A vantagem de corrigir uma história de racismo? Não sei se isso existe. A gente fala muito de reparação histórica, a importância das ações afirmativas como reparação histórica. Acredito que temos que reduzir as desigualdades.

 

Existem ações necessárias e importantes de reparação histórica, mas para as empresas, hoje, olhando o quadro de profissionais, por exemplo, quanto você representa dessa sociedade na qual está inserida? Vale muito trazer a reflexão da importância de reduzir as desigualdades do que o contexto histórico que a maioria não entende. É importante entender, mas não vejo essa vontade.

 

Por fim, o que é diversidade e inclusão levando em conta a sociedade brasileira?
Diversidade é reconhecer a importância de pessoas diferentes no ambiente de trabalho. É levar em conta o retrato da sociedade em que estamos e que queremos dentro das nossas empresas.

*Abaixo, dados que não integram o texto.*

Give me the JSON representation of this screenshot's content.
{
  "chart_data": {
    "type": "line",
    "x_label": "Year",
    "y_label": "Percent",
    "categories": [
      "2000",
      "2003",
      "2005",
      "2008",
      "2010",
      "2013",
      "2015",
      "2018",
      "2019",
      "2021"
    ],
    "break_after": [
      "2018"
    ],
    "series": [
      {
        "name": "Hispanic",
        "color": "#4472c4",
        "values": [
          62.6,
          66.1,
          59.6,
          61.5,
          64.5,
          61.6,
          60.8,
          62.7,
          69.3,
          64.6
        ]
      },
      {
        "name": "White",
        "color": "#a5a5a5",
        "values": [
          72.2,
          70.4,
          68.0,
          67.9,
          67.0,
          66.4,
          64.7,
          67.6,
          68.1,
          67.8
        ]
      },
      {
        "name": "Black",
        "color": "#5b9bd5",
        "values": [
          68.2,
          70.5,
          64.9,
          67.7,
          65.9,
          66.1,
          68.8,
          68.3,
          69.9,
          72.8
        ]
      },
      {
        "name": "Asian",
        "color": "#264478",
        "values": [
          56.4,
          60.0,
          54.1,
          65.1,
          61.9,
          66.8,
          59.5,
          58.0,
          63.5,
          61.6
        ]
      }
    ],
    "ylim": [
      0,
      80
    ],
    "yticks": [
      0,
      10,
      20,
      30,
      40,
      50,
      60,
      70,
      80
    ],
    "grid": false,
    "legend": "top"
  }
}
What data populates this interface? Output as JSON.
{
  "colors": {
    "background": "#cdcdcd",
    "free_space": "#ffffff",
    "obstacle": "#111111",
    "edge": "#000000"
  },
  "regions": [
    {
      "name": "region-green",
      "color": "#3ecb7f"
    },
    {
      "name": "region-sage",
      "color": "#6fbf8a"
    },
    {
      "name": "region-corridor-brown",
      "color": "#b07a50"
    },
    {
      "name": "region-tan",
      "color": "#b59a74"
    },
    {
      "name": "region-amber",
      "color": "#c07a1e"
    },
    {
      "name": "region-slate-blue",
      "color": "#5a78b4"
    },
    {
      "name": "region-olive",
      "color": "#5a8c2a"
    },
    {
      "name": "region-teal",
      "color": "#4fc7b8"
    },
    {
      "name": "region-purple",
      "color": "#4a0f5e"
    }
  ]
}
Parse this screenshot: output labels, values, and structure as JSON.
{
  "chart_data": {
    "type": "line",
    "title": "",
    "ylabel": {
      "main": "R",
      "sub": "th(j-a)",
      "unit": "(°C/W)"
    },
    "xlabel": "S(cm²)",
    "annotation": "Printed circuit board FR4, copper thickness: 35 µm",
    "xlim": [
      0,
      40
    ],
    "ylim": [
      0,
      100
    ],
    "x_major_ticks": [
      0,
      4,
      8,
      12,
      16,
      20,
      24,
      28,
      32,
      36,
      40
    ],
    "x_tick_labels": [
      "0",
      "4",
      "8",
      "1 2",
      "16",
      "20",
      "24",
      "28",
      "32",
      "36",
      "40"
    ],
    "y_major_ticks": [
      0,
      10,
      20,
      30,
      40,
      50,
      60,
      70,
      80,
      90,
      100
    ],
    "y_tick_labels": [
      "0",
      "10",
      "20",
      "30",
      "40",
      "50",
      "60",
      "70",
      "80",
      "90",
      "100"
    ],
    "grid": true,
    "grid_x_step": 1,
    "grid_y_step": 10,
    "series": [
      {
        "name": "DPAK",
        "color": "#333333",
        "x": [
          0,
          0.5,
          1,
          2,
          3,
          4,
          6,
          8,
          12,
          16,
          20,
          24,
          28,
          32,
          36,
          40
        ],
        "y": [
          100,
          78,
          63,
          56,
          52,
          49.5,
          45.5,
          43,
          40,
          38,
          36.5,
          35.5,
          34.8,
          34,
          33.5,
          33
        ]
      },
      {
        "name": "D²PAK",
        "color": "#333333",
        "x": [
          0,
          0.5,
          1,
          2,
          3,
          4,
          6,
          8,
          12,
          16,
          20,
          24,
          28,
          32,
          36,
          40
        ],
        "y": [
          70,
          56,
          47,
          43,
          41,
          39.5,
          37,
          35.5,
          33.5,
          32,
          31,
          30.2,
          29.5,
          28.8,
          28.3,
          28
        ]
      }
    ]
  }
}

A inclusão faz isso acontecer por meio das contratações.

 

A inclusão se dá quando a empresa pratica aquilo que ela fala em diversidade.

 

A inclusão na sociedade brasileira só vai acontecer por meio da equidade, das ações que visam reduzir as desigualdade e, enfim, registrar e retratar a proporcionalidade que somos. Hoje somos 56% da população no Brasil. Precisamos ter essa representatividade em todos os cargos de forma proporcional, principalmente nas 500 maiores empresas do País que hoje têm apenas 4,6% de executivos negros.

 

É muito triste o que é desigualdade em nosso país. Diversidade e inclusão no Brasil é retratar de fato a sociedade em que vivemos, com 56% de negros; 24% de pessoas com deficiência; 25% LGBTQIA+; 53% de mulheres, enfim é essa força que queremos ver representadas nas empresas.